Delirium is common and associated with poor outcomes, but existing studies are limited by a lack of generalisability and the use of retrospective delirium ascertainment. The novel design of this population-based study includes both baseline cognitive assessments and prospective delirium evaluation in order to assess robustly the likelihood of the relationship between delirium and cognitive decline being independent of any potentially confounding factors. This study will elucidate the size of the effect of delirium upon cognitive decline/dementia and may lead on to dementia prevention trials that focus on delirium intervention. Given the current lack of both modifiable risk factors and treatments for dementia, this would be a considerable advance. Validated methods of delirium prevention do exist but have not been widely implemented. This study will add to our understanding of the long-term importance of delirium prevention.

The prospective nature of the delirium assessments, and the data to be collected, will increase our understanding of the natural history of delirium. As such, this study could address many unanswered questions of clinical significance in delirium and dementia including the natural history of delirium, expected outcomes, and the prognostic value of parameters such as aetiology, duration, severity or underlying frailty. This would facilitate accurate and realistic conversations with families and will have important implications for healthcare planning and public health initiatives.

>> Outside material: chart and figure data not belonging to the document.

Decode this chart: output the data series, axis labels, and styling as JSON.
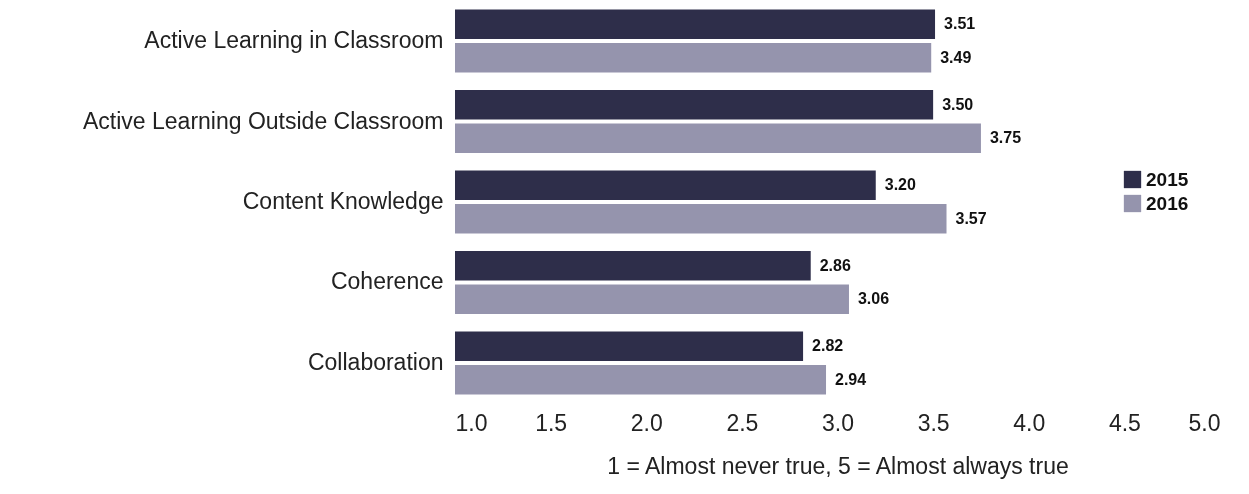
{
  "chart_data": {
    "type": "bar",
    "orientation": "horizontal",
    "xlabel": "1 = Almost never true, 5 = Almost always true",
    "categories": [
      "Active Learning in Classroom",
      "Active Learning Outside Classroom",
      "Content Knowledge",
      "Coherence",
      "Collaboration"
    ],
    "series": [
      {
        "name": "2015",
        "color": "#2e2e4a",
        "values": [
          3.51,
          3.5,
          3.2,
          2.86,
          2.82
        ],
        "value_labels": [
          "3.51",
          "3.50",
          "3.20",
          "2.86",
          "2.82"
        ]
      },
      {
        "name": "2016",
        "color": "#9594ad",
        "values": [
          3.49,
          3.75,
          3.57,
          3.06,
          2.94
        ],
        "value_labels": [
          "3.49",
          "3.75",
          "3.57",
          "3.06",
          "2.94"
        ]
      }
    ],
    "xlim": [
      1,
      5
    ],
    "xticks": [
      {
        "value": 1,
        "label": "1.0"
      },
      {
        "value": 1.5,
        "label": "1.5"
      },
      {
        "value": 2,
        "label": "2.0"
      },
      {
        "value": 2.5,
        "label": "2.5"
      },
      {
        "value": 3,
        "label": "3.0"
      },
      {
        "value": 3.5,
        "label": "3.5"
      },
      {
        "value": 4,
        "label": "4.0"
      },
      {
        "value": 4.5,
        "label": "4.5"
      },
      {
        "value": 5,
        "label": "5.0"
      }
    ],
    "legend": "right",
    "grid": false
  }
}
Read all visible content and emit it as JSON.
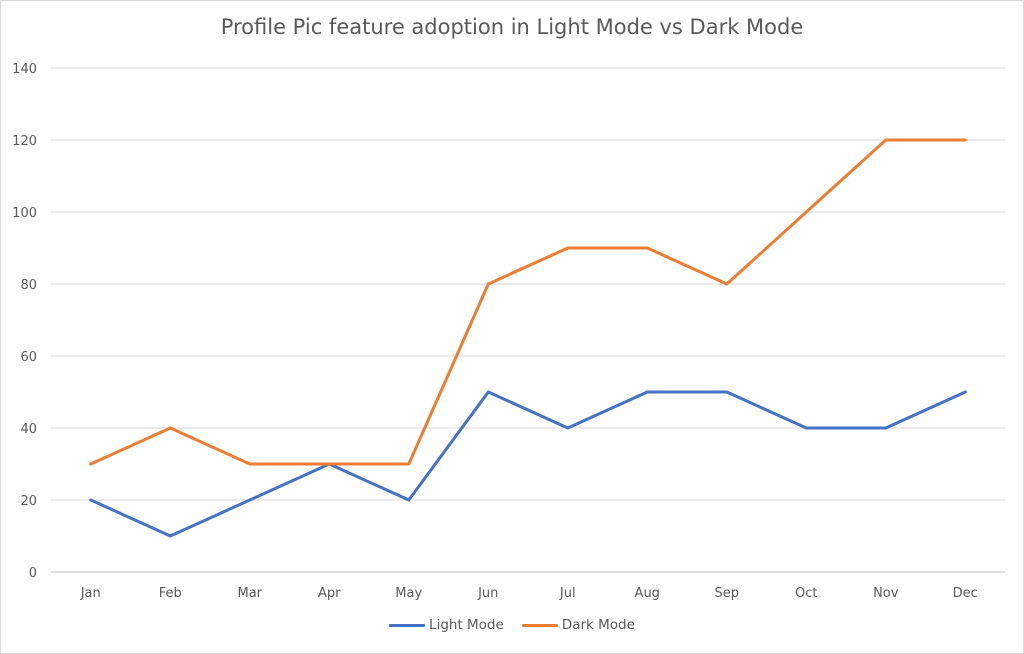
{
  "chart_data": {
    "type": "line",
    "title": "Profile Pic feature adoption in Light Mode vs Dark Mode",
    "categories": [
      "Jan",
      "Feb",
      "Mar",
      "Apr",
      "May",
      "Jun",
      "Jul",
      "Aug",
      "Sep",
      "Oct",
      "Nov",
      "Dec"
    ],
    "series": [
      {
        "name": "Light Mode",
        "color": "#4472C4",
        "values": [
          20,
          10,
          20,
          30,
          20,
          50,
          40,
          50,
          50,
          40,
          40,
          50
        ]
      },
      {
        "name": "Dark Mode",
        "color": "#ED7D31",
        "values": [
          30,
          40,
          30,
          30,
          30,
          80,
          90,
          90,
          80,
          100,
          120,
          120
        ]
      }
    ],
    "yticks": [
      0,
      20,
      40,
      60,
      80,
      100,
      120,
      140
    ],
    "ylim": [
      0,
      140
    ],
    "xlabel": "",
    "ylabel": "",
    "grid": true,
    "legend_position": "bottom"
  }
}
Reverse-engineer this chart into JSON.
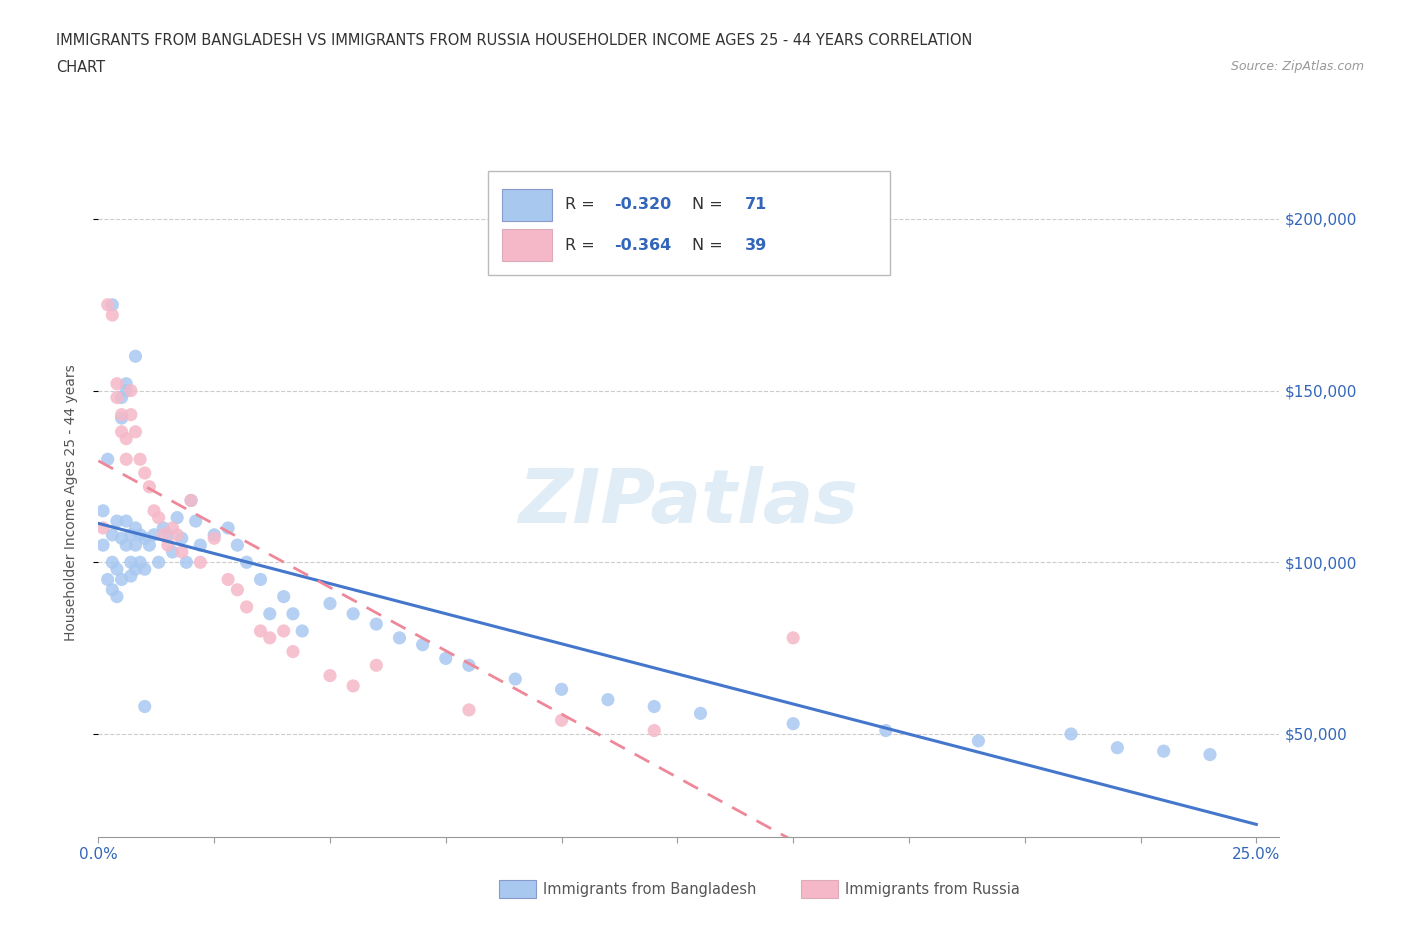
{
  "title_line1": "IMMIGRANTS FROM BANGLADESH VS IMMIGRANTS FROM RUSSIA HOUSEHOLDER INCOME AGES 25 - 44 YEARS CORRELATION",
  "title_line2": "CHART",
  "source": "Source: ZipAtlas.com",
  "ylabel": "Householder Income Ages 25 - 44 years",
  "xlim": [
    0.0,
    0.255
  ],
  "ylim": [
    20000,
    215000
  ],
  "yticks": [
    50000,
    100000,
    150000,
    200000
  ],
  "ytick_labels": [
    "$50,000",
    "$100,000",
    "$150,000",
    "$200,000"
  ],
  "xticks": [
    0.0,
    0.025,
    0.05,
    0.075,
    0.1,
    0.125,
    0.15,
    0.175,
    0.2,
    0.225,
    0.25
  ],
  "bangladesh_color": "#a8c8f0",
  "russia_color": "#f5b8c8",
  "bangladesh_line_color": "#4477cc",
  "russia_line_color": "#ee8899",
  "r_bangladesh": -0.32,
  "n_bangladesh": 71,
  "r_russia": -0.364,
  "n_russia": 39,
  "watermark": "ZIPatlas",
  "bangladesh_x": [
    0.001,
    0.001,
    0.002,
    0.002,
    0.003,
    0.003,
    0.003,
    0.004,
    0.004,
    0.004,
    0.005,
    0.005,
    0.005,
    0.005,
    0.006,
    0.006,
    0.006,
    0.007,
    0.007,
    0.007,
    0.008,
    0.008,
    0.008,
    0.009,
    0.009,
    0.01,
    0.01,
    0.011,
    0.012,
    0.013,
    0.014,
    0.015,
    0.016,
    0.017,
    0.018,
    0.019,
    0.02,
    0.021,
    0.022,
    0.025,
    0.028,
    0.03,
    0.032,
    0.035,
    0.037,
    0.04,
    0.042,
    0.044,
    0.05,
    0.055,
    0.06,
    0.065,
    0.07,
    0.075,
    0.08,
    0.09,
    0.1,
    0.11,
    0.12,
    0.13,
    0.15,
    0.17,
    0.19,
    0.21,
    0.22,
    0.23,
    0.24,
    0.003,
    0.006,
    0.008,
    0.01
  ],
  "bangladesh_y": [
    105000,
    115000,
    130000,
    95000,
    108000,
    100000,
    92000,
    112000,
    98000,
    90000,
    148000,
    142000,
    107000,
    95000,
    150000,
    112000,
    105000,
    108000,
    100000,
    96000,
    110000,
    105000,
    98000,
    108000,
    100000,
    107000,
    98000,
    105000,
    108000,
    100000,
    110000,
    108000,
    103000,
    113000,
    107000,
    100000,
    118000,
    112000,
    105000,
    108000,
    110000,
    105000,
    100000,
    95000,
    85000,
    90000,
    85000,
    80000,
    88000,
    85000,
    82000,
    78000,
    76000,
    72000,
    70000,
    66000,
    63000,
    60000,
    58000,
    56000,
    53000,
    51000,
    48000,
    50000,
    46000,
    45000,
    44000,
    175000,
    152000,
    160000,
    58000
  ],
  "russia_x": [
    0.001,
    0.002,
    0.003,
    0.004,
    0.004,
    0.005,
    0.005,
    0.006,
    0.006,
    0.007,
    0.007,
    0.008,
    0.009,
    0.01,
    0.011,
    0.012,
    0.013,
    0.014,
    0.015,
    0.016,
    0.017,
    0.018,
    0.02,
    0.022,
    0.025,
    0.028,
    0.03,
    0.032,
    0.035,
    0.037,
    0.04,
    0.042,
    0.05,
    0.055,
    0.06,
    0.08,
    0.1,
    0.12,
    0.15
  ],
  "russia_y": [
    110000,
    175000,
    172000,
    148000,
    152000,
    143000,
    138000,
    136000,
    130000,
    150000,
    143000,
    138000,
    130000,
    126000,
    122000,
    115000,
    113000,
    108000,
    105000,
    110000,
    108000,
    103000,
    118000,
    100000,
    107000,
    95000,
    92000,
    87000,
    80000,
    78000,
    80000,
    74000,
    67000,
    64000,
    70000,
    57000,
    54000,
    51000,
    78000
  ]
}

Patients and the public have been involved throughout the development of this study. Patient groups via the Dementias and Neurodegenerative Diseases Research Network (DeNDRoN) were consulted regarding study design, particularly in terms of acceptability. They also reviewed the lay summary. The proposal was also reviewed by lay members of the Cognitive Function and Ageing Study (CFAS) Management Committee. They supported the application and agreed that the combination of the two studies will be reciprocally beneficial with DECIDE enriching CFAS data and vice versa. As the study progresses, regular meetings with the Alzheimer’s Society monitors will be used to provide updates on progress and to disseminate findings. There will also be an open Patient and Public Involvement dissemination event at the end of the study.

DECIDE will be the first study to prospectively elucidate the effect of delirium upon cognitive decline and dementia independent of baseline cognition and illness severity and may inform future dementia prevention trials that focus on delirium intervention.